Mme Chantal Jouanno. Je ne voudrais pas mettre des collègues ayant des sensibilités politiques autres que la mienne – il s’agit d’un débat qui transcende les clivages partisans – dans l’embarras. Par solidarité envers eux, même si nous n’appartenons pas au même groupe politique, je retire mon amendement.
Reste qu’il est très positif que nous ayons pu avoir ce débat et que nous ayons pu obtenir l’engagement de Mme la ministre de porter un texte global. La prévention est une question qui se pose très tôt ; je vous renvoie aux images de rapports non consentis que l’on trouve sur internet ou à la télévision !
M. le président. L'amendement n° 71 est retiré.
Article 15 bis (nouveau)
L’article 21 de la loi n° 2010-769 du 9 juillet 2010 relative aux violences faites spécifiquement aux femmes, aux violences au sein des couples et aux incidences de ces dernières sur les enfants est ainsi rédigé :
« Art. 21. – La formation initiale et continue des médecins, des personnels médicaux et paramédicaux, des travailleurs sociaux, des magistrats, des avocats, des personnels enseignants et d’éducation, des agents de l’état civil, des personnels d’animation sportive, culturelle et de loisirs, des personnels de la police nationale, des polices municipales et de la gendarmerie nationale, des personnels de l’Office français de protection des réfugiés et apatrides, et des agents des services pénitentiaires comporte une formation sur les violences intrafamiliales, les violences faites aux femmes ainsi que sur les mécanismes d’emprise psychologique. »
M. le président. La parole est à M. Roland Courteau, sur l'article.
M. Roland Courteau. Il est enfin question de la formation des intervenants impliqués dans la lutte contre les violences faites aux femmes… Nous avons enfin été entendus !

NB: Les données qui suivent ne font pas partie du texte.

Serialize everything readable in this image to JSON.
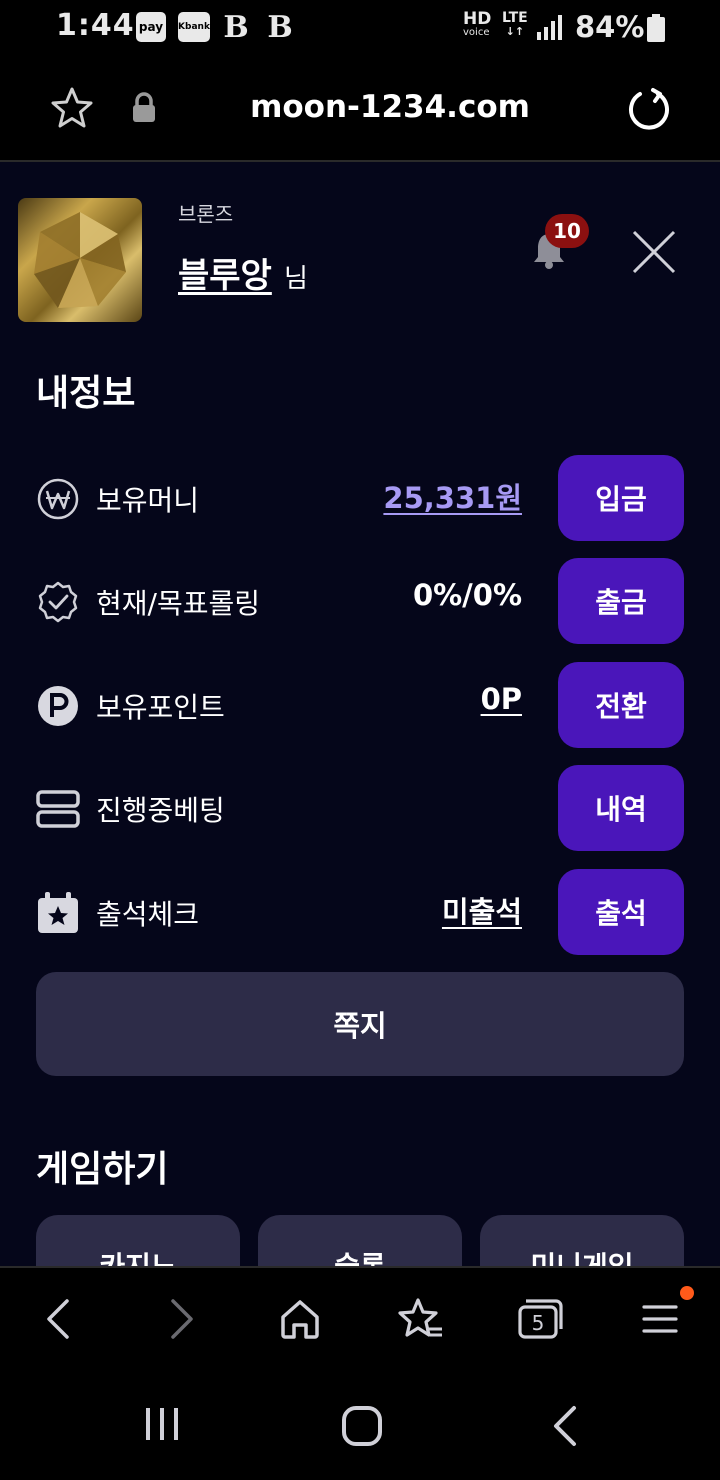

Lors de l’examen de notre proposition de loi en 2006, nous avions proposé une disposition qui visait le même objectif, mais le Sénat s’y était alors opposé. Nous n’avions pas eu plus de succès avec la loi de 2010, puisqu’il avait fallu nous satisfaire de l’engagement du Gouvernement à produire un rapport sur la mise en place d’une formation spécifique, document que nous attendons encore.
Je salue donc, une nouvelle fois, l’initiative qui introduit cet article 15 bis dans le projet de loi, posant le principe de la formation obligatoire de l’ensemble des acteurs de la lutte contre les violences.
Pour rendre plus efficace la lutte contre les violences faites aux femmes, il convient évidemment en premier lieu de sensibiliser les intervenants et d’assurer leur formation. En effet, il s’agit de prévenir, de détecter les violences, mais aussi d’accueillir, de prendre en charge, d’accompagner les victimes, ce qui nécessite de connaître parfaitement ce mal qui ronge et détruit la vie de bien des femmes.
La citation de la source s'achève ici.